We received excellent reviews, a rave in the Sydney Morning Herald. The Connoisseur was received particularly well in Germany and Italy where the educational promise of the CDTV was higher than in the dominant games community of the UK. We were now encouraged to produce more educational software for the international market. Our profits were now invested in producing Word Construction Set for the Amiga – a complete phonics tutor for teaching reading.
Meanwhile, the Amiga CD32 was released in 1993. This new platform was compatible with the CDTV software, but would have an even greater market promising to be the world’s greatest games machine, its features outstripping all rivals. And indeed the future looked bright. I was invited to attend the Amiga conference in Sydney in 1993 and to my surprise bad tidings were hinted at: Commodore International was in trouble. We released Word Construction Set late 1993, and again received great reviews, but by 1994 Commodore was bankrupt! That was the end of all our dreams, of the Amiga, of software development, of a life beyond teaching. We lost not only our profits but also the extra development costs of Word Construction Set. Lascelles Productions struggled along in the hope that one day the Amiga would find a home among the competing companies fighting for its survival. None came. It died.
And so even to this day, one may find copies of our software in the nostalgic Amiga software free download sites for those with Amiga emulators on their PCs.

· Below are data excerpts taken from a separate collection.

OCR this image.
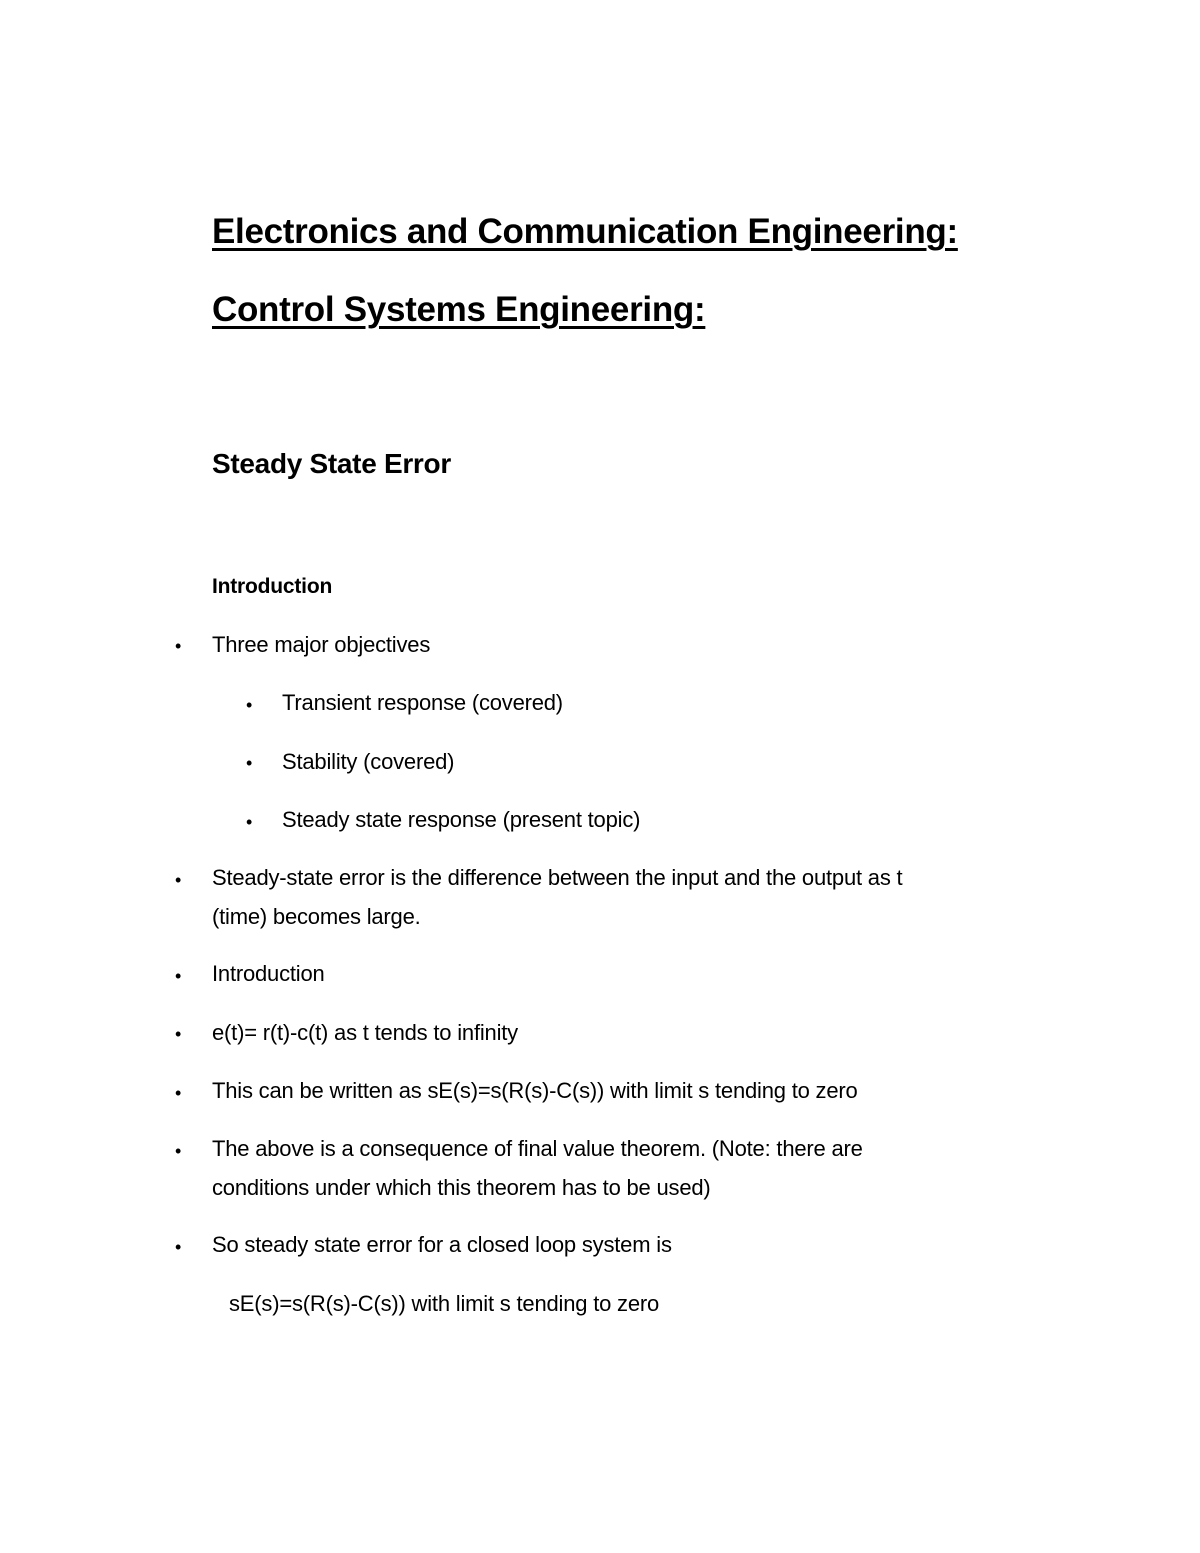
Electronics and Communication Engineering:
Control Systems Engineering:
Steady State Error
Introduction
• Three major objectives
• Transient response (covered)
• Stability (covered)
• Steady state response (present topic)
• Steady-state error is the difference between the input and the output as t
(time) becomes large.
• Introduction
• e(t)= r(t)-c(t) as t tends to infinity
• This can be written as sE(s)=s(R(s)-C(s)) with limit s tending to zero
• The above is a consequence of final value theorem. (Note: there are
conditions under which this theorem has to be used)
• So steady state error for a closed loop system is
sE(s)=s(R(s)-C(s)) with limit s tending to zero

I stubbornly continued software development by creating Word Construction Set for the Windows platform. I just did not want to see a good idea go to waste. By the late 1990s this marketable, packaged product was ready for distribution. But, I did not have the financial resources to market it to the big USA and UK retailers. And so it lingered on a web site, while I explored internet marketing unsuccessfully. By the time I had made a PC Windows version of the Connoisseur Fine Art Collection, most of the major museums and libraries had made images of fine art freely available online, complete with expert commentary.
And so, the programming dream ended.